Here being a snow-covered cabin in Russia. McCree grimaces unhappily at the place, pulls his hood closer to his face and tries to pretend he's not turning into a cowboy-looking icicle where they stand. The transport is long gone, left behind after a scenic drive on a snowmobile; now it's just him, Genji, and this stupid cabin for the next two weeks.

"Good that this isn't a vacation then," Genji says. He hefts his bags and starts the walk to the cabin. Through the knee-deep snow, McCree trudges after him.

They're here for recon and surveillance of Volskaya Industries' distribution center, which is usually the type of job for other members of the team, except that they're all busy elsewhere in the world. Everyone else's absence had left Genji and McCree with the job that McCree's already certain is going to give him cabin fever, possibly literally. On the plus side, Genji's here, and McCree would have to work pretty hard to find a reason to be unhappy about that little addition.

Still — two weeks is a long time to be cooped up inside a cabin right smack in the middle of a Russian winter. To make it a little easier on them, with both agents wanting to avoid shopping as much as they possibly can, they've drastically overpacked and brought along more than enough food, which means that unpacking it all will be a slow endeavor. After they take off their soaked-through boots and snow-dappled gear, McCree stocks up their kitchen while Genji heads to their shared bedroom, splitting up the responsibility to make it faster.

McCree’s halfway done putting all their cans in the pantry when he hears a revelatory ah! from one room over.

"I see why we were assigned this mission now," Genji says, walking out of the bedroom and crossing his arms. He's still got his parka on over all his armor. McCree thinks he'll never be used to seeing him in honest-to-goodness clothes.

"You mean aside from everybody else having their hands full?" McCree asks.

"Mm." Genji tips his head, and even with his faceplate still on, McCree can  hear the grin. "There is only one bed."

McCree huffs out his laughter at the scandalous way he says it, shaking his head as he goes back to putting things away. "We never really tried being a secret," he points out.

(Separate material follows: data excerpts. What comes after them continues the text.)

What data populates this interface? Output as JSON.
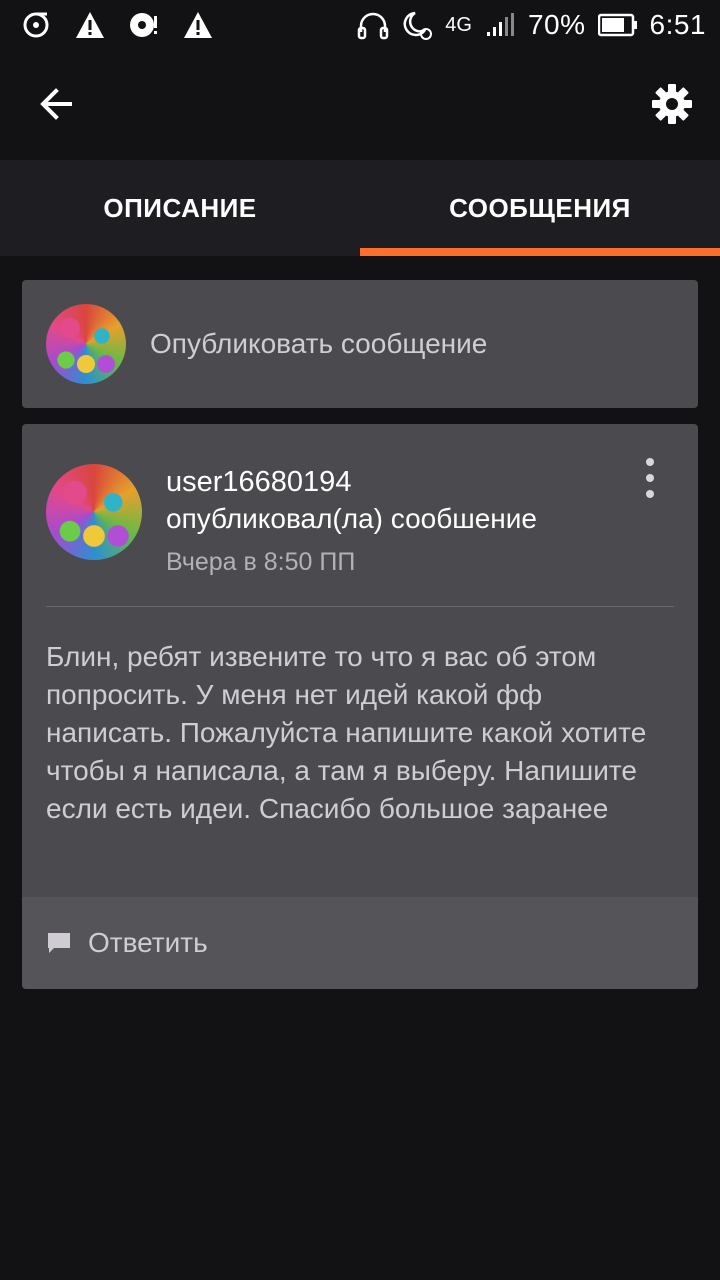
{
  "status_bar": {
    "battery_percent": "70%",
    "time": "6:51",
    "network": "4G",
    "icons": [
      "music-icon",
      "warning-icon",
      "record-icon",
      "warning-icon",
      "headphones-icon",
      "moon-alarm-icon",
      "signal-icon",
      "battery-icon"
    ]
  },
  "app_bar": {
    "back_icon": "arrow-left-icon",
    "settings_icon": "gear-icon"
  },
  "tabs": [
    {
      "label": "ОПИСАНИЕ",
      "active": false
    },
    {
      "label": "СООБЩЕНИЯ",
      "active": true
    }
  ],
  "compose": {
    "placeholder": "Опубликовать сообщение"
  },
  "post": {
    "username": "user16680194",
    "action": "опубликовал(ла) сообшение",
    "time": "Вчера в 8:50 ПП",
    "body": "Блин, ребят извените то что я вас об этом попросить. У меня нет идей какой фф написать. Пожалуйста напишите какой хотите чтобы я написала, а там я выберу. Напишите если есть идеи. Спасибо большое заранее",
    "reply_label": "Ответить"
  },
  "colors": {
    "accent": "#ff6e2a",
    "background": "#121114",
    "card": "#4b4a4f"
  }
}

"I suppose not. But I wouldn't have objected to sneaking around," Genji says thoughtfully, leaning against the entrance to the bedroom. "Hmm. Hushed meetings in shadowy places. It could have been thrilling."

"Getting shot at is thrilling. A good ol' fashioned car chase is thrilling." McCree shoves the last of their canned food into the pantry and moves on to the boxes, storing each food item indiscriminately. "Me climbing through your window at two in the morning for a little time between the sheets ain't."

He doesn't hear Genji come up behind him, but he does feel the press of his chest against his back and the weight of arms going around him. McCree reaches to pat him on the side, disconcerted again when his hand brushes the parka. No, he definitely won't ever be used it.

"As if you would be doing the climbing," Genji scoffs against his ear. The metal of his helmet touches lightly to McCree's neck; he flinches from the chilly steel with an annoyed grumble that's met with only a laugh.

"You know what they say about assuming." McCree dodges the similarly cold fingers that try to shove their way beneath his shirt to get at bare skin, wiggling away while Genji hangs onto him. "I don't think so, hands off. You warm up first. Then we'll see if I let you at me."

Genji sighs dramatically, righting McCree's shirt. "I'll start a fire," he says, pulling away, but not before McCree braves the chill and lands a kiss right on the smooth front of his visor.

Out of the corner of his eye, arm still raised to shove a box on the top shelf of the pantry, McCree watches Genji turn around and head out of the kitchen and into the den where the fireplace is.

Maybe it is a little like a vacation, he thinks.

 

 

The first night, they discover the heater is broken.

Beneath two blankets that smell like the back of a closet and one that doesn't because it's from Gibraltar, they tangle up with each other on the bed, soaking in all the body heat that they can. Genji's systems don't provide nearly as much warmth as McCree would like, but he doesn't particularly want Genji to end up overheating himself. McCree's face is halfway beneath the covers, Genji's fingers resting at the back of his neck, hiding his bare skin from the cold air.

"I'm going to kill Winston," McCree says through gritted teeth.

"Hm," says Genji.

"I ain't made for this climate."

Genji only hums again in reply before he shifts a bit, turning his head towards the door, and beyond it, the den. "I have an idea," he says.

Not five minutes later, they've piled blankets and pillows on the floor in front of the fire that McCree kickstarts once more before replacing the grate so no embers pop out from the wood and set anything ablaze. Genji returns from the kitchen with two cups of steaming hot tea and lets McCree lay closest to the fire, a sacrifice for which McCree kisses him soundly. Then he scalds his tongue on the tea.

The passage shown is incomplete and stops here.